I freely admit to being no great authority on Oldham’s work, having only climbed on board with 1999’s breakthrough I See A Darkness LP and been a follower up to and including 2006’s troubling The Letting Go. Having doubled back and devoured the earlier, devastating Palace Brothers/Music records, I pretty much jumped off the bus with 2008’s Lie Down in the Light, a perky set that left me bemused rather than (as I probably should have been) cheered by Oldham’s apparent eagerness to move from darkness into light. A run of inconsequential later releases (2011’s sombre Wolfroy Goes to Town excepted) merely reinforced the impression that here was an artist who had fatally lost his way.

This impression was not in any way dispelled by July’s concert, in which a large and appreciative Arena audience saw Oldham deliver a set that drew heavily on those recent records and was, as a result, distinctly underwhelming. With the rickety Appalachian sound pushed to the forefront, Oldham’s blend of country and folk was relaxed to the point of nonchalance. As song after song drifted past on a bed of twangy guitar, pleasantly shuffling rhythms and frankly unnecessary saxophone, it was hard to avoid the conclusion that this stuff was being dispatched in an unforgivably casual manner. Nowhere was the problem more evident than in the treatment of “I See A Darkness” itself, which was entirely drained of its sepulchral elegance and reinvented as a dire, bouncy singalong.

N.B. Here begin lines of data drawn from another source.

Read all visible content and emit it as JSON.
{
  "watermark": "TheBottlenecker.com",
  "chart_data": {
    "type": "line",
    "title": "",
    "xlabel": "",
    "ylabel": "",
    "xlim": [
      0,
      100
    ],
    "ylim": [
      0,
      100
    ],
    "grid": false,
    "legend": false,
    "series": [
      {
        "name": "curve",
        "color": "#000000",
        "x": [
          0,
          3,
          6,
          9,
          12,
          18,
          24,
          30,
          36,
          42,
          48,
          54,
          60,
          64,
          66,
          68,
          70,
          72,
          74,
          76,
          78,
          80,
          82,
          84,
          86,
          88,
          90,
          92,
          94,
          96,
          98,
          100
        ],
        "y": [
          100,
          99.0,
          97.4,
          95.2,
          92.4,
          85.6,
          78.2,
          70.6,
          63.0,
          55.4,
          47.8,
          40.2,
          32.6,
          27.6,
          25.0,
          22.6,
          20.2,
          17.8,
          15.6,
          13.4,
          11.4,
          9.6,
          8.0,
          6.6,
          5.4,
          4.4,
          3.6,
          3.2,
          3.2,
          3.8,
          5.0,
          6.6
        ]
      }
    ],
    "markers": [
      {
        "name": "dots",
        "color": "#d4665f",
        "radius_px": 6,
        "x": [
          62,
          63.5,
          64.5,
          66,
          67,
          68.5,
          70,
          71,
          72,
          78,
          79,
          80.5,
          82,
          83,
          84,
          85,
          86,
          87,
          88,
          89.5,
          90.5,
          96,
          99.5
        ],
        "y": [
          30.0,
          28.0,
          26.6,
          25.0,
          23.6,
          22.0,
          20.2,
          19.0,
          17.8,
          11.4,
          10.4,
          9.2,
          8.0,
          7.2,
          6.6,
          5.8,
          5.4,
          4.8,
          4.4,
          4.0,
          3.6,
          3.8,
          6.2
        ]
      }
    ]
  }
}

Oldham remains a gifted lyricist, uniquely able to evoke love, loss and doubt in words of haunting and skeletal beauty. His voice, meanwhile, has a reedy, quavering quality that I find very appealing. But he has a weirdly declamatory way of singing that undermines the broken dignity of his texts and makes them sound like so much bluster. When you add the inadvisably middle-of-the-road arrangements, the outcome was a gig as baffling as it was frustrating.